On s'établit ainsi dans l'habitude d'être conscient de ce que l'on fait, d'être présent à ce que l'on fait. Encore une fois, cela n'arrive pas d'un coup, car par moments on est complètement ailleurs. Cependant il y a de plus en plus de moments où l'on se dit: "Je suis là et qu'est-ce que je suis en train de faire ? Ce que je suis en train de faire est juste, ce n'est pas mal." On passe ensuite à un degré supérieur de conscience et de pratique. Lorsque les choses se font de la manière la plus juste possible, qu'on a évité autant qu'on pouvait la souffrance pour soi et pour autrui, qu'on a fait un travail utile non seulement à soi mais aussi aux autres, il y a de quoi être satisfait. Et lorsqu'on a quelque chose de beau ou de bien, pourquoi ne pas en faire cadeau ? On éprouve de la gratitude, on reconnaît que c'était beau et on l'offre aux autres. Offrir intérieurement paraît ridicule, c'est pourtant une attitude essentielle.
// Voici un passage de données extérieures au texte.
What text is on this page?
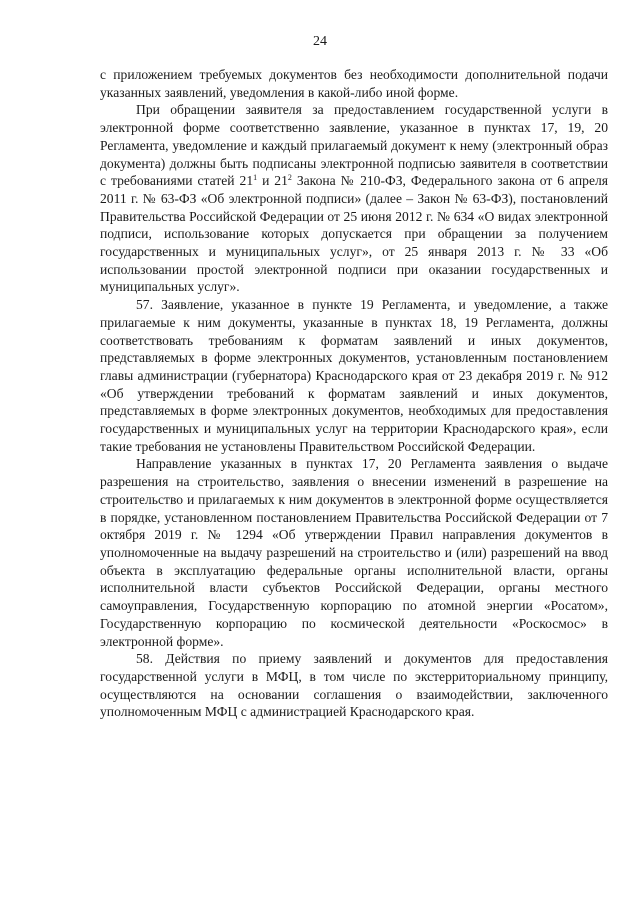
24

с приложением требуемых документов без необходимости дополнительной подачи указанных заявлений, уведомления в какой-либо иной форме.

При обращении заявителя за предоставлением государственной услуги в электронной форме соответственно заявление, указанное в пунктах 17, 19, 20 Регламента, уведомление и каждый прилагаемый документ к нему (электронный образ документа) должны быть подписаны электронной подписью заявителя в соответствии с требованиями статей $21^1$ и $21^2$ Закона № 210-ФЗ, Федерального закона от 6 апреля 2011 г. № 63-ФЗ «Об электронной подписи» (далее – Закон № 63-ФЗ), постановлений Правительства Российской Федерации от 25 июня 2012 г. № 634 «О видах электронной подписи, использование которых допускается при обращении за получением государственных и муниципальных услуг», от 25 января 2013 г. № 33 «Об использовании простой электронной подписи при оказании государственных и муниципальных услуг».

57. Заявление, указанное в пункте 19 Регламента, и уведомление, а также прилагаемые к ним документы, указанные в пунктах 18, 19 Регламента, должны соответствовать требованиям к форматам заявлений и иных документов, представляемых в форме электронных документов, установленным постановлением главы администрации (губернатора) Краснодарского края от 23 декабря 2019 г. № 912 «Об утверждении требований к форматам заявлений и иных документов, представляемых в форме электронных документов, необходимых для предоставления государственных и муниципальных услуг на территории Краснодарского края», если такие требования не установлены Правительством Российской Федерации.

Направление указанных в пунктах 17, 20 Регламента заявления о выдаче разрешения на строительство, заявления о внесении изменений в разрешение на строительство и прилагаемых к ним документов в электронной форме осуществляется в порядке, установленном постановлением Правительства Российской Федерации от 7 октября 2019 г. № 1294 «Об утверждении Правил направления документов в уполномоченные на выдачу разрешений на строительство и (или) разрешений на ввод объекта в эксплуатацию федеральные органы исполнительной власти, органы исполнительной власти субъектов Российской Федерации, органы местного самоуправления, Государственную корпорацию по атомной энергии «Росатом», Государственную корпорацию по космической деятельности «Роскосмос» в электронной форме».

58. Действия по приему заявлений и документов для предоставления государственной услуги в МФЦ, в том числе по экстерриториальному принципу, осуществляются на основании соглашения о взаимодействии, заключенного уполномоченным МФЦ с администрацией Краснодарского края.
A partir du moment où nous offrons, ce n'est plus notre chose et nous lâchons prise. A partir de là, nous ne pouvons plus être atteints et ce qui était bien ne peut plus être gâché. C'est ce que nous allons faire maintenant: merci pour le fait d'être venu; merci pour le fait d'avoir pu nous réunir et de ne pas nous être endormis pendant tout ce temps! Avoir pu écouter et dire ces choses-là est important pour ceux qui les ont écoutées et pour ceux qui les ont dites et transmises, nous pouvons donc en faire cadeau. C'est un moment qui s'est passé du mieux possible; il n'a sûrement pas été parfait, mais chacun a fait de son mieux, nous pouvons donc l'offrir.